A model letter this; brief and to the point.
Our urbane and gentlemanly sheik was, however, not quite so charming when it came to settling time. We had sent at first for fifty men, and the price agreed upon was five piasters, or about a shilling English, for each man per day. In answer to this call, there first came forty men for half a day; then a hundred men for a whole day, or what was called a whole day; so making a total of six pounds due for wages. But the descendants of the Kashefs would hear of nothing so commonplace as the simple fulfillment of a straightforward contract. he demanded full pay for a hundred men for two whole days, a gun for himself, and a liberal backshîsh in cash. Finding he had asked more than he had any chance of getting, he conceded the question of wages, but stood out for a game-bag and a pair of pistols. Finally, he was obliged to be content with the six pounds for his men, and for himself two pots of jam, two boxes of sardines, a bottle of eau-de-cologne, a box of pills, and half a sovereign.
By four o’clock he and his followers were gone, and we once more had the place to ourselves. So long as they were there it was impossible to do anything, but now, for the first time, we fairly entered into possession of our newly found treasure.
All the rest of that day, and all the next day, we spent at work in and about the speos. L—— and the little lady took their books and knitting there, and made a little drawing-room of it. The writer copied paintings and inscriptions. The idle man and the painter took measurements and surveyed the ground round about, especially endeavoring to make out the plan of certain fragments of wall, the foundations of which were yet traceable.
A careful examination of these ruins, and a little clearing of the sand here and there, led to further discoveries. They found that the speos had been approached by a large outer hall built of sun-dried brick, with one principal entrance facing the Nile, and two side entrances facing northward. The floor was buried deep in sand and débris, but enough of the walls remained above the surface to show that the ceiling had been vaulted and the side entrances arched.
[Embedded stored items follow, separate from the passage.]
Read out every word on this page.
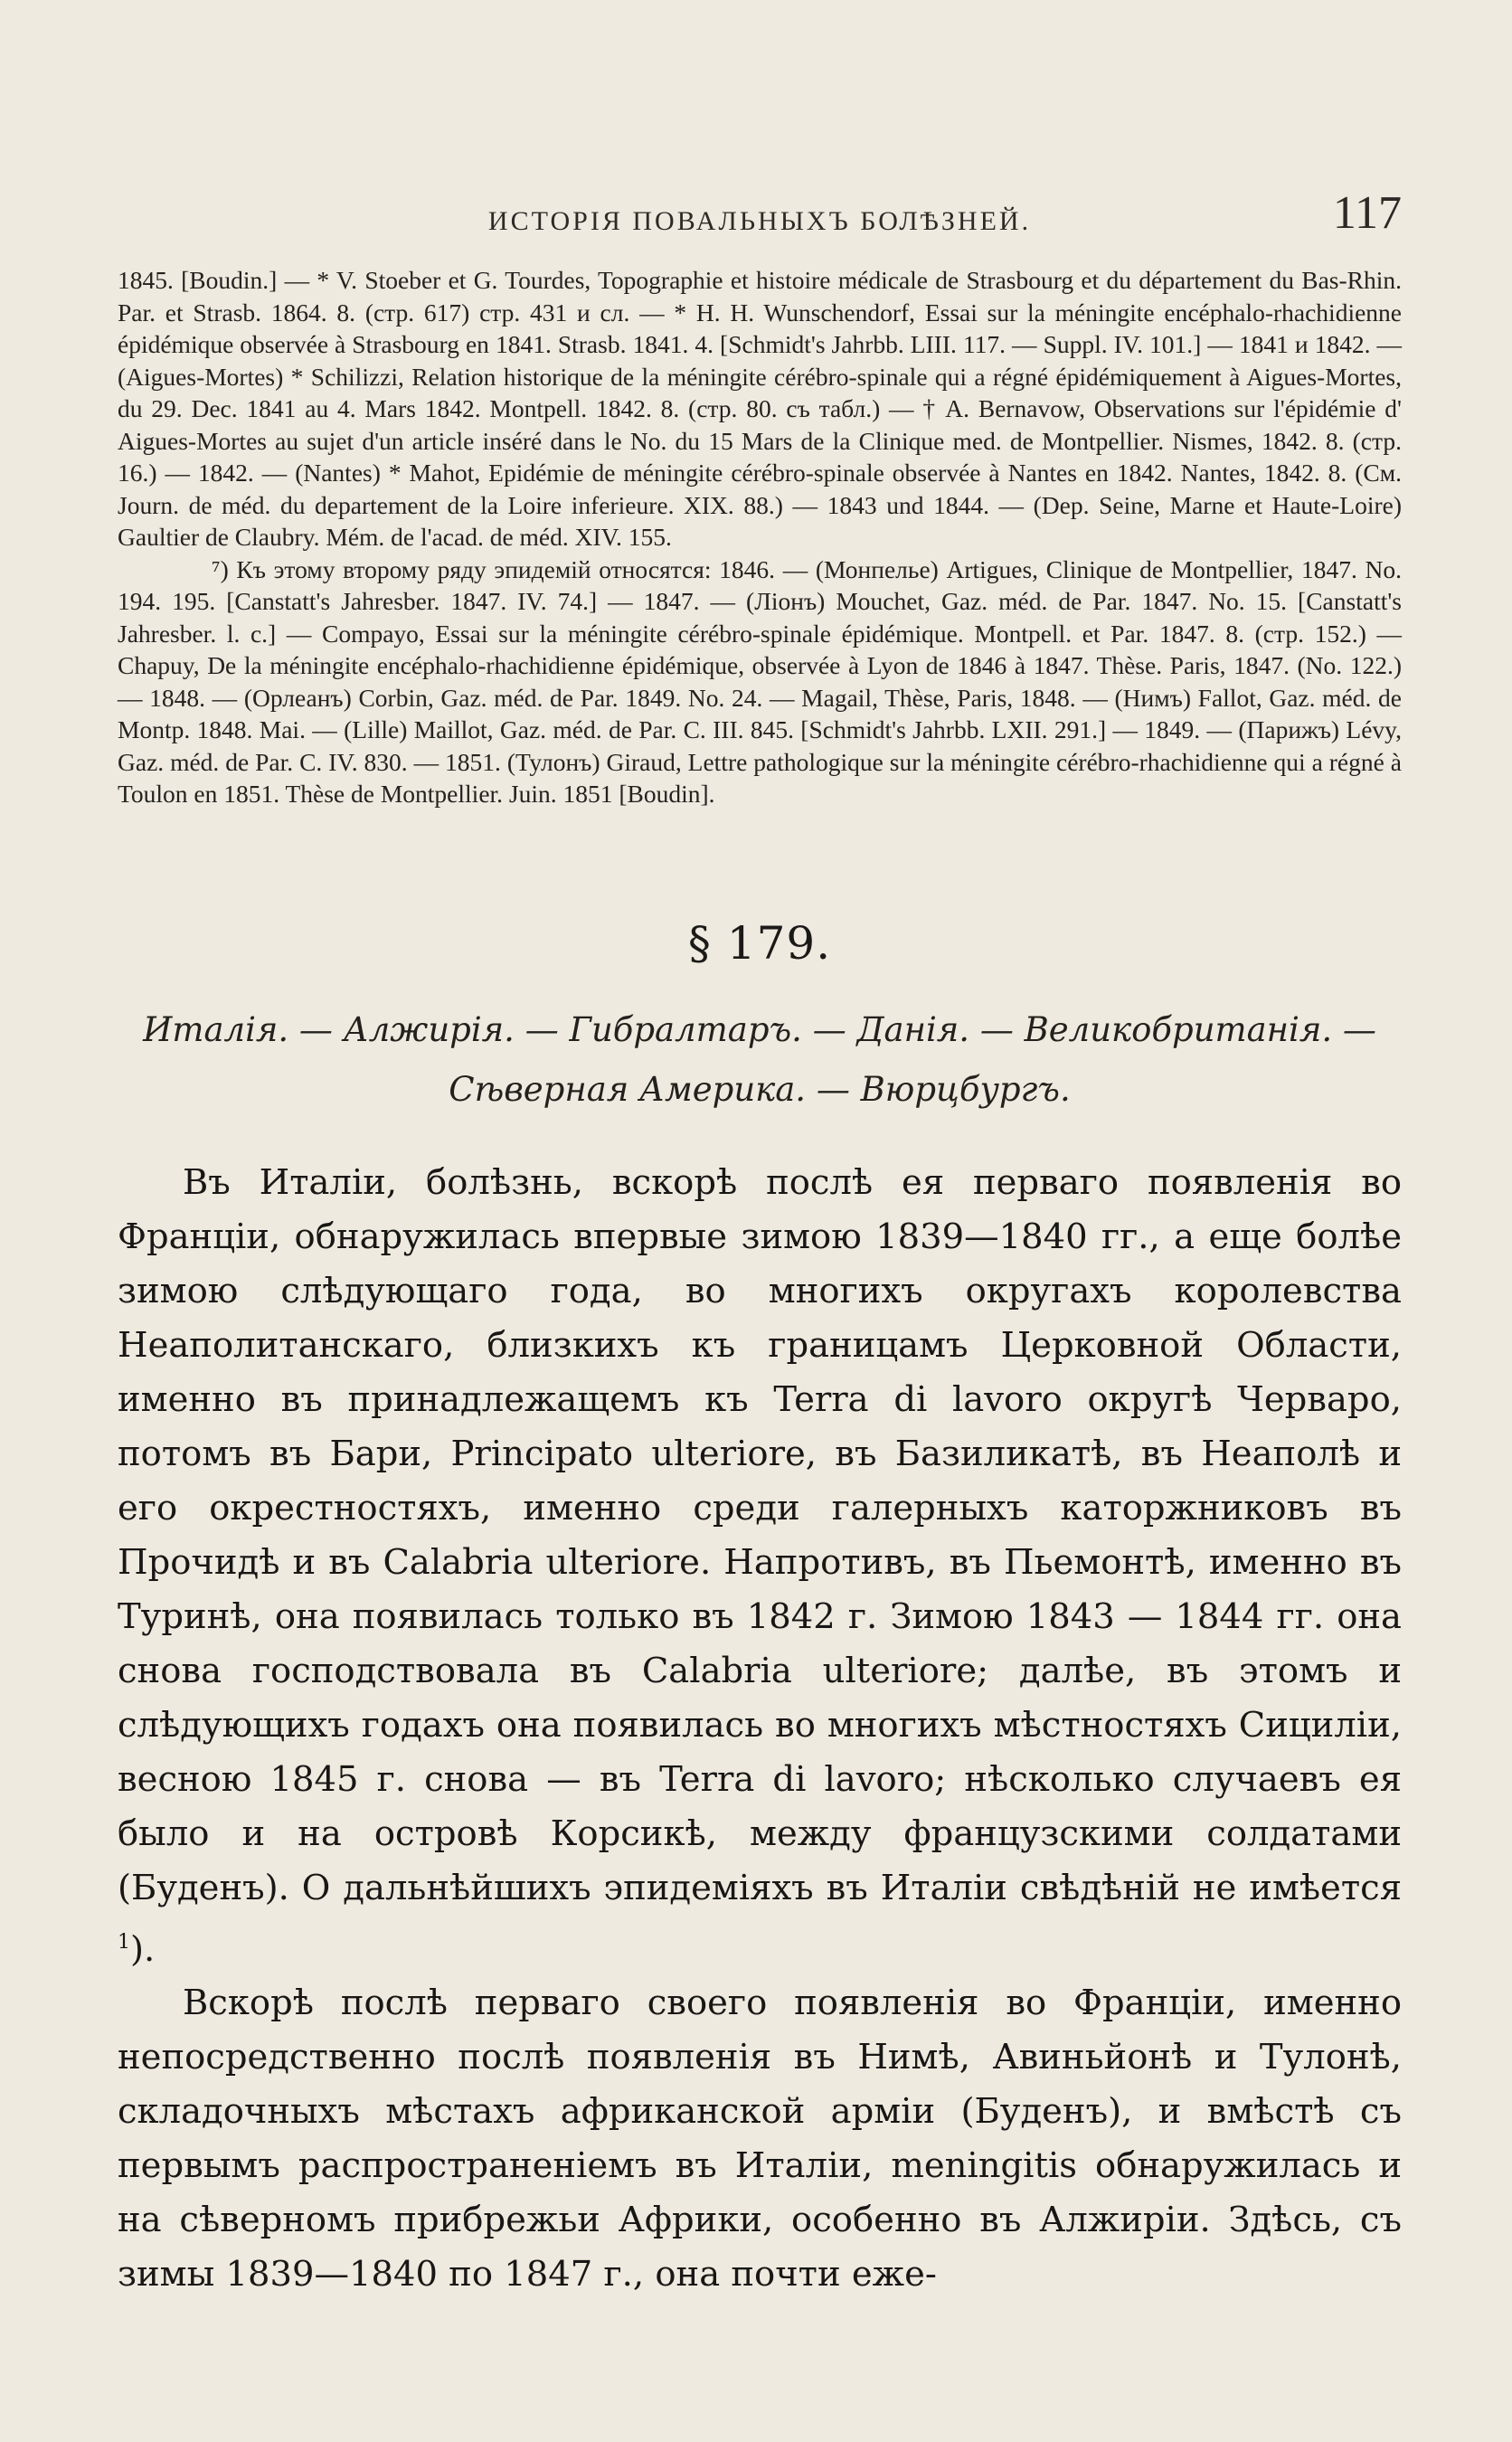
ИСТОРІЯ ПОВАЛЬНЫХЪ БОЛѢЗНЕЙ.	117

1845. [Boudin.] — * V. Stoeber et G. Tourdes, Topographie et histoire médicale de Strasbourg et du département du Bas-Rhin. Par. et Strasb. 1864. 8. (стр. 617) стр. 431 и сл. — * H. H. Wunschendorf, Essai sur la méningite encéphalo-rhachidienne épidémique observée à Strasbourg en 1841. Strasb. 1841. 4. [Schmidt's Jahrbb. LIII. 117. — Suppl. IV. 101.] — 1841 и 1842. — (Aigues-Mortes) * Schilizzi, Relation historique de la méningite cérébro-spinale qui a régné épidémiquement à Aigues-Mortes, du 29. Dec. 1841 au 4. Mars 1842. Montpell. 1842. 8. (стр. 80. съ табл.) — † A. Bernavow, Observations sur l'épidémie d' Aigues-Mortes au sujet d'un article inséré dans le No. du 15 Mars de la Clinique med. de Montpellier. Nismes, 1842. 8. (стр. 16.) — 1842. — (Nantes) * Mahot, Epidémie de méningite cérébro-spinale observée à Nantes en 1842. Nantes, 1842. 8. (См. Journ. de méd. du departement de la Loire inferieure. XIX. 88.) — 1843 und 1844. — (Dep. Seine, Marne et Haute-Loire) Gaultier de Claubry. Mém. de l'acad. de méd. XIV. 155.

⁷) Къ этому второму ряду эпидемій относятся: 1846. — (Монпелье) Artigues, Clinique de Montpellier, 1847. No. 194. 195. [Canstatt's Jahresber. 1847. IV. 74.] — 1847. — (Ліонъ) Mouchet, Gaz. méd. de Par. 1847. No. 15. [Canstatt's Jahresber. l. c.] — Compayo, Essai sur la méningite cérébro-spinale épidémique. Montpell. et Par. 1847. 8. (стр. 152.) — Chapuy, De la méningite encéphalo-rhachidienne épidémique, observée à Lyon de 1846 à 1847. Thèse. Paris, 1847. (No. 122.) — 1848. — (Орлеанъ) Corbin, Gaz. méd. de Par. 1849. No. 24. — Magail, Thèse, Paris, 1848. — (Нимъ) Fallot, Gaz. méd. de Montp. 1848. Mai. — (Lille) Maillot, Gaz. méd. de Par. C. III. 845. [Schmidt's Jahrbb. LXII. 291.] — 1849. — (Парижъ) Lévy, Gaz. méd. de Par. C. IV. 830. — 1851. (Тулонъ) Giraud, Lettre pathologique sur la méningite cérébro-rhachidienne qui a régné à Toulon en 1851. Thèse de Montpellier. Juin. 1851 [Boudin].

§ 179.
Италія. — Алжирія. — Гибралтаръ. — Данія. — Великобританія. — Сѣверная Америка. — Вюрцбургъ.

Въ Италіи, болѣзнь, вскорѣ послѣ ея перваго появленія во Франціи, обнаружилась впервые зимою 1839—1840 гг., а еще болѣе зимою слѣдующаго года, во многихъ округахъ королевства Неаполитанскаго, близкихъ къ границамъ Церковной Области, именно въ принадлежащемъ къ Terra di lavoro округѣ Черваро, потомъ въ Бари, Principato ulteriore, въ Базиликатѣ, въ Неаполѣ и его окрестностяхъ, именно среди галерныхъ каторжниковъ въ Прочидѣ и въ Calabria ulteriore. Напротивъ, въ Пьемонтѣ, именно въ Туринѣ, она появилась только въ 1842 г. Зимою 1843 — 1844 гг. она снова господствовала въ Calabria ulteriore; далѣе, въ этомъ и слѣдующихъ годахъ она появилась во многихъ мѣстностяхъ Сициліи, весною 1845 г. снова — въ Terra di lavoro; нѣсколько случаевъ ея было и на островѣ Корсикѣ, между французскими солдатами (Буденъ). О дальнѣйшихъ эпидеміяхъ въ Италіи свѣдѣній не имѣется $^1$).

Вскорѣ послѣ перваго своего появленія во Франціи, именно непосредственно послѣ появленія въ Нимѣ, Авиньйонѣ и Тулонѣ, складочныхъ мѣстахъ африканской арміи (Буденъ), и вмѣстѣ съ первымъ распространеніемъ въ Италіи, meningitis обнаружилась и на сѣверномъ прибрежьи Африки, особенно въ Алжиріи. Здѣсь, съ зимы 1839—1840 по 1847 г., она почти еже-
The southern boundary wall of this hall, when the surface sand was removed, appeared to be no less than twenty feet in thickness. This was not in itself so wonderful, there being instances of ancient Egyptian crude-brick walls which measure eighty feet in thickness;[127] but it was astounding as compared with the north, east, and west walls, which measured only three feet. Deeming it impossible that this mass could be solid throughout, the idle man set to work with a couple of sailors to probe the center part of it, and it soon became evident that there was a hollow space about three feet in width running due east and west down not quite exactly the middle of the structure.
All at once the idle man thrust his fingers into a skull!
This was such an amazing and unexpected incident that for the moment he said nothing, but went on quietly displacing the sand and feeling his way under the surface. The next instant his hand came in contact with the edge of a clay bowl, which he carefully withdrew. It measured about four inches in diameter, was hand-molded, and full of caked sand. He now proclaimed his discoveries and all ran to help in the work. Soon a second and smaller skull was turned up, then another bowl, and then, just under the place from which the bowls were taken, the bones of two skeletons, all detached, perfectly desiccated, and apparently complete. The remains were those of a child and a small grown person—probably a woman. The teeth were sound; the bones wonderfully delicate and brittle. As for the little skull (which had fallen apart at the sutures), it was pure and fragile in texture as the cup of a water-lily.
We laid the bones aside as we found them, examining every handful of sand, in the hope of discovering something that might throw light upon the burial. But in vain. We found not a shred of clothing, not a bead, not a coin, not the smallest vestige of anything that might help one to judge whether the interment had taken place a hundred years ago or a thousand.
We now called up all the crew, and went on excavating downward into what seemed to be a long and narrow vault measuring some fifteen feet by three.